Continuing from my previous post, Now I want to group by ID (only for Column 3) and calculate the median of the column (Point_B) and then subtract the median value with every value in the column (Point_B) to its respective group. NA's should still be returned.
Note: I want the ID grouping applied to only the Point_B column and not to Point_A as I want to calculate the median of the entire Point_A column and subtract it with the values in Point_A.
For example
ID <- c("A","A","A","B","B","B","C","C","C")

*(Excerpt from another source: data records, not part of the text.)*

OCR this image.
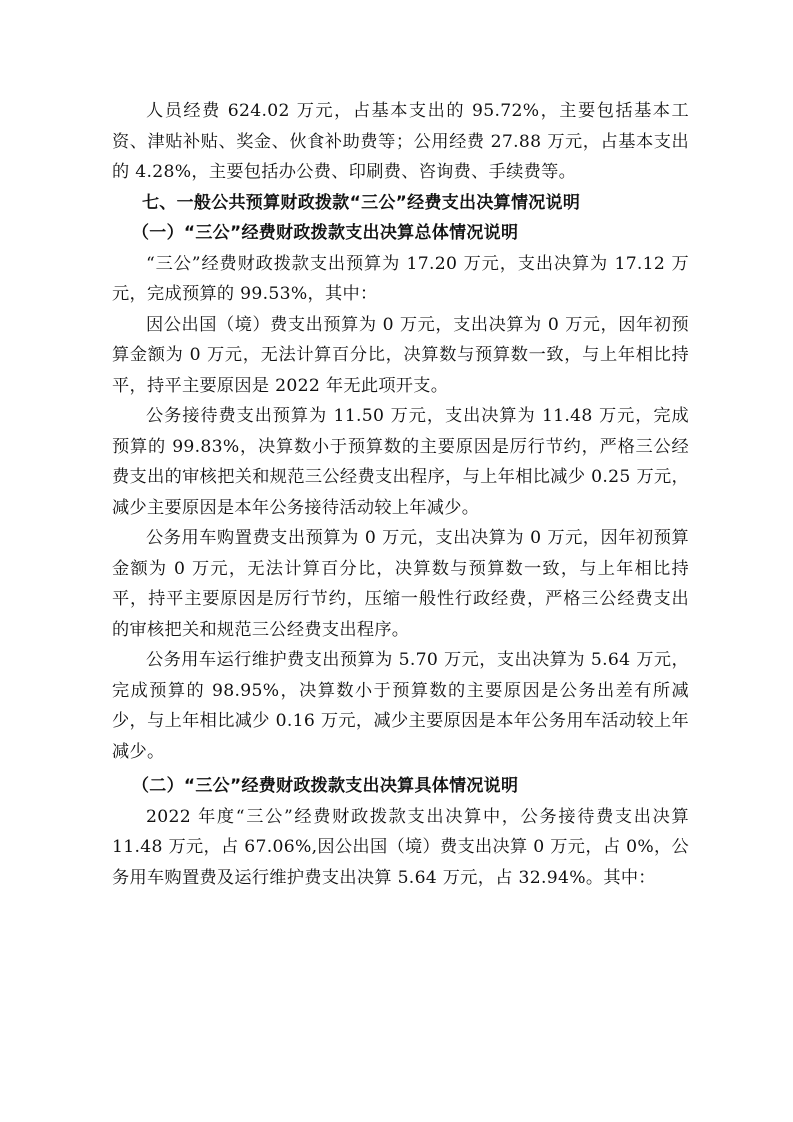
人员经费 624.02 万元，占基本支出的 95.72%，主要包括基本工资、津贴补贴、奖金、伙食补助费等；公用经费 27.88 万元，占基本支出的 4.28%，主要包括办公费、印刷费、咨询费、手续费等。

七、一般公共预算财政拨款“三公”经费支出决算情况说明

（一）“三公”经费财政拨款支出决算总体情况说明

“三公”经费财政拨款支出预算为 17.20 万元，支出决算为 17.12 万元，完成预算的 99.53%，其中：

因公出国（境）费支出预算为 0 万元，支出决算为 0 万元，因年初预算金额为 0 万元，无法计算百分比，决算数与预算数一致，与上年相比持平，持平主要原因是 2022 年无此项开支。

公务接待费支出预算为 11.50 万元，支出决算为 11.48 万元，完成预算的 99.83%，决算数小于预算数的主要原因是厉行节约，严格三公经费支出的审核把关和规范三公经费支出程序，与上年相比减少 0.25 万元，减少主要原因是本年公务接待活动较上年减少。

公务用车购置费支出预算为 0 万元，支出决算为 0 万元，因年初预算金额为 0 万元，无法计算百分比，决算数与预算数一致，与上年相比持平，持平主要原因是厉行节约，压缩一般性行政经费，严格三公经费支出的审核把关和规范三公经费支出程序。

公务用车运行维护费支出预算为 5.70 万元，支出决算为 5.64 万元，完成预算的 98.95%，决算数小于预算数的主要原因是公务出差有所减少，与上年相比减少 0.16 万元，减少主要原因是本年公务用车活动较上年减少。

（二）“三公”经费财政拨款支出决算具体情况说明

2022 年度“三公”经费财政拨款支出决算中，公务接待费支出决算 11.48 万元，占 67.06%,因公出国（境）费支出决算 0 万元，占 0%，公务用车购置费及运行维护费支出决算 5.64 万元，占 32.94%。其中：
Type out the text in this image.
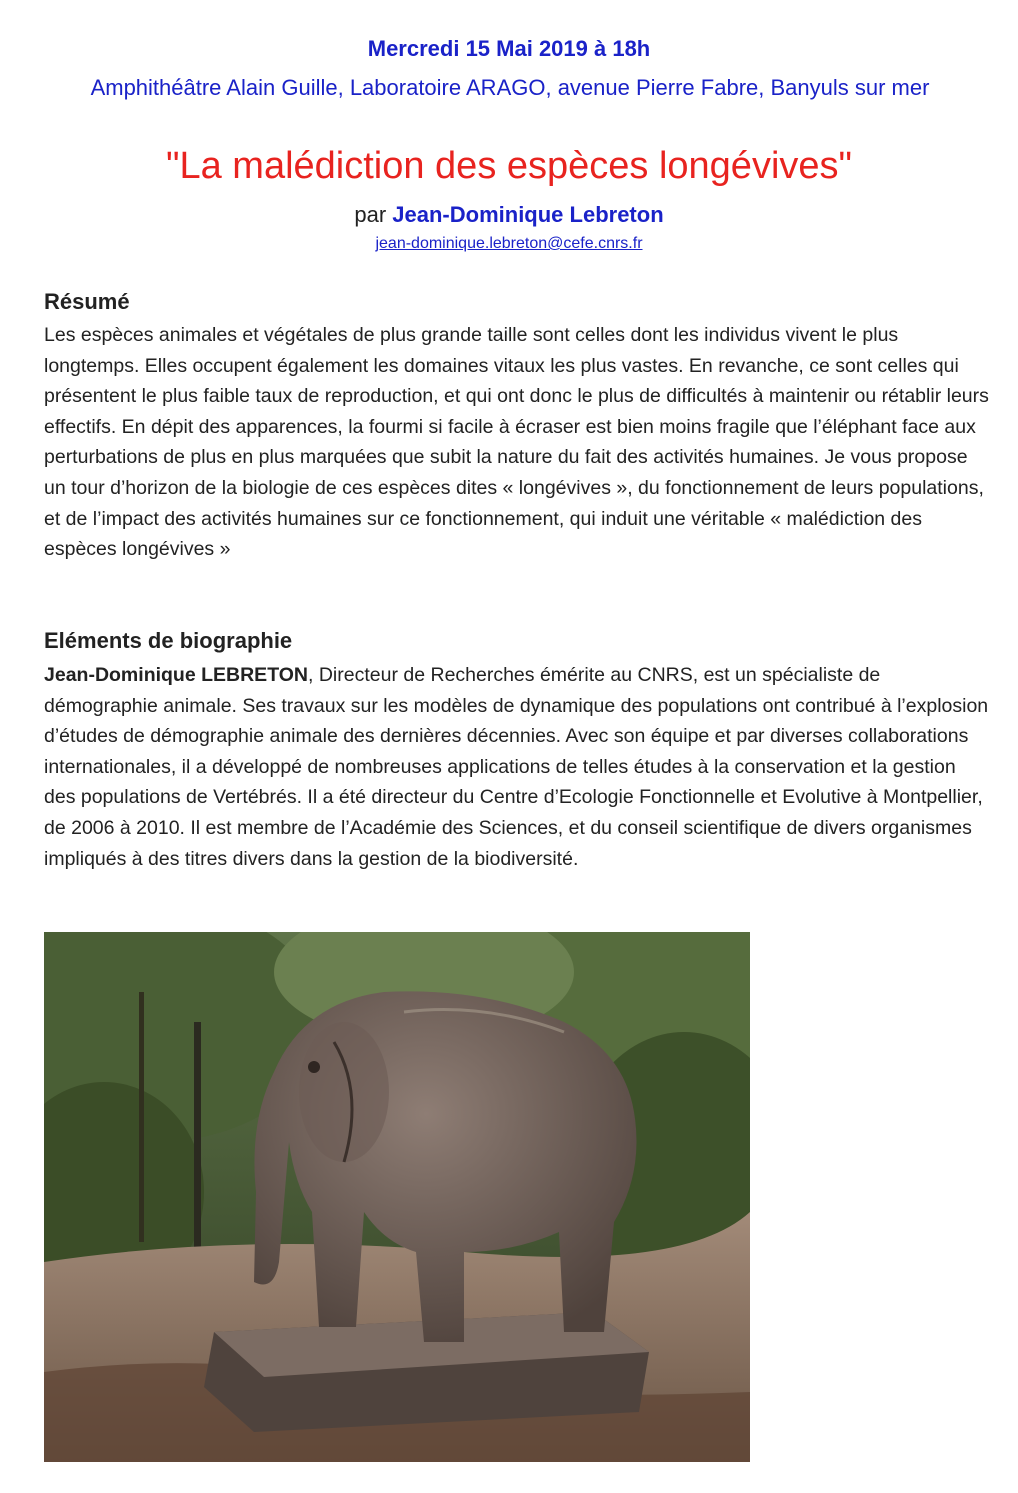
Mercredi 15 Mai 2019 à 18h
Amphithéâtre Alain Guille, Laboratoire ARAGO, avenue Pierre Fabre, Banyuls sur mer
"La malédiction des espèces longévives"
par Jean-Dominique Lebreton
jean-dominique.lebreton@cefe.cnrs.fr
Résumé
Les espèces animales et végétales de plus grande taille sont celles dont les individus vivent le plus longtemps. Elles occupent également les domaines vitaux les plus vastes. En revanche, ce sont celles qui présentent le plus faible taux de reproduction, et qui ont donc le plus de difficultés à maintenir ou rétablir leurs effectifs. En dépit des apparences, la fourmi si facile à écraser est bien moins fragile que l’éléphant face aux perturbations de plus en plus marquées que subit la nature du fait des activités humaines. Je vous propose un tour d’horizon de la biologie de ces espèces dites « longévives », du fonctionnement de leurs populations, et de l’impact des activités humaines sur ce fonctionnement, qui induit une véritable « malédiction des espèces longévives »
Eléments de biographie
Jean-Dominique LEBRETON, Directeur de Recherches émérite au CNRS, est un spécialiste de démographie animale. Ses travaux sur les modèles de dynamique des populations ont contribué à l’explosion d’études de démographie animale des dernières décennies. Avec son équipe et par diverses collaborations internationales, il a développé de nombreuses applications de telles études à la conservation et la gestion des populations de Vertébrés. Il a été directeur du Centre d’Ecologie Fonctionnelle et Evolutive à Montpellier, de 2006 à 2010. Il est membre de l’Académie des Sciences, et du conseil scientifique de divers organismes impliqués à des titres divers dans la gestion de la biodiversité.
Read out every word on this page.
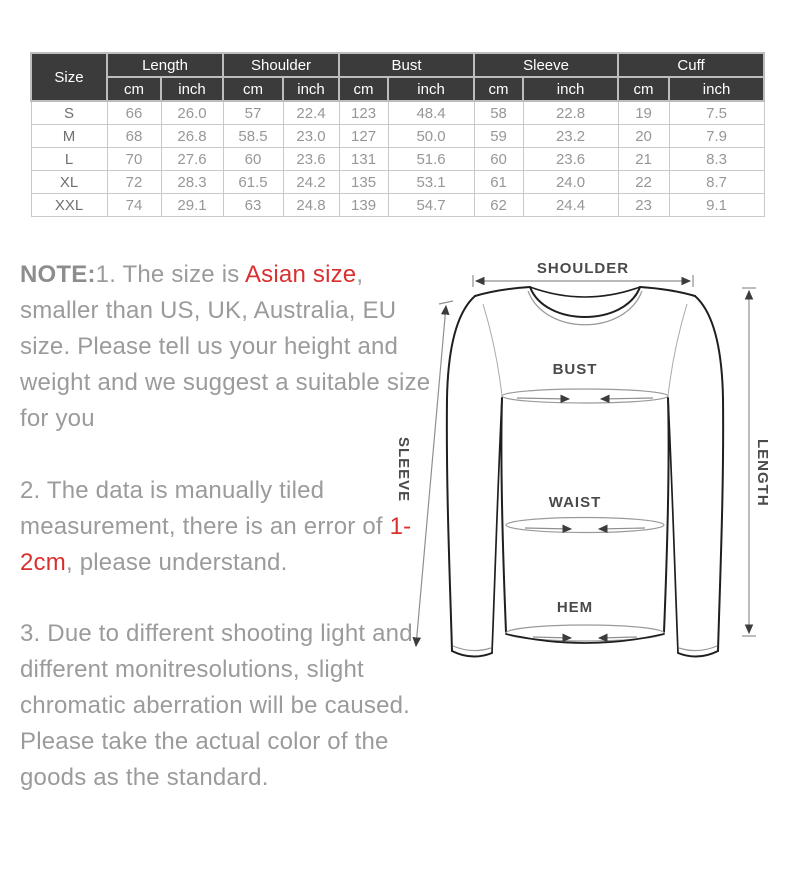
Size	Length		Shoulder		Bust		Sleeve		Cuff	
	cm	inch	cm	inch	cm	inch	cm	inch	cm	inch
S	66	26.0	57	22.4	123	48.4	58	22.8	19	7.5
M	68	26.8	58.5	23.0	127	50.0	59	23.2	20	7.9
L	70	27.6	60	23.6	131	51.6	60	23.6	21	8.3
XL	72	28.3	61.5	24.2	135	53.1	61	24.0	22	8.7
XXL	74	29.1	63	24.8	139	54.7	62	24.4	23	9.1

NOTE:1. The size is Asian size, smaller than US, UK, Australia, EU size. Please tell us your height and weight and we suggest a suitable size for you

2. The data is manually tiled measurement, there is an error of 1-2cm, please understand.

3. Due to different shooting light and different monitresolutions, slight chromatic aberration will be caused. Please take the actual color of the goods as the standard.

SHOULDER
BUST
WAIST
HEM
SLEEVE	LENGTH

Point_A <- c(1,2,NA,1,2,3,1,2,NA)
Point_B <- c(1,2,3,NA,NA,1,1,1,3)
df <- data.frame(ID,Point_A ,Point_B)
+----+---------+---------+
| ID | Point_A | Point_B |
+----+---------+---------+
| A | 1 | 1 |
| A | 2 | 2 |
| A | NA | 3 |
| B | 1 | NA |
| B | 2 | NA |
| B | 3 | 1 |
| C | 1 | 1 |
| C | 2 | 1 |
| C | NA | 3 |
+----+---------+---------+
The solution provided to my previous post calculates medians without grouping by ID. Here it is
library(dplyr)
df %>%
mutate_each(funs(median=.-median(., na.rm=TRUE)), -ID)
Desired Output
+----+---------+---------+
| ID | Point_A | Point_B |
+----+---------+---------+
| A | -1 | -1 |
| A | 0 | 0 |
| A | NA | 1 |
| B | -1 | NA |
| B | 0 | NA |
| B | 1 | 0 |
| C | -1 | 0 |
| C | 0 | 0 |
| C | NA | 2 |
+----+---------+---------+
How do we get the values in Column3 with grouping by ID?
You'll want a group_by, I guess (following @docendodiscimus' suggestion):
demed <- function(x) x-median(x,na.rm=TRUE)
df %>%
mutate_each(funs(demed),Point_A) %>%
group_by(ID) %>%
mutate_each(funs(demed),Point_B)
giving
ID Point_A Point_B
1 A -1 -1
2 A 0 0
3 A NA 1
4 B -1 NA
5 B 0 NA
6 B 1 0
7 C -1 0
8 C 0 0
9 C NA 2
I prefer the analogous data.table code. Its syntax requires writing the variable names multiple times, but has far fewer parentheses:
require(data.table)
DT <- data.table(df)
DT[,Point_A:=demed(Point_A)
][,Point_B:=demed(Point_B)
,by=ID]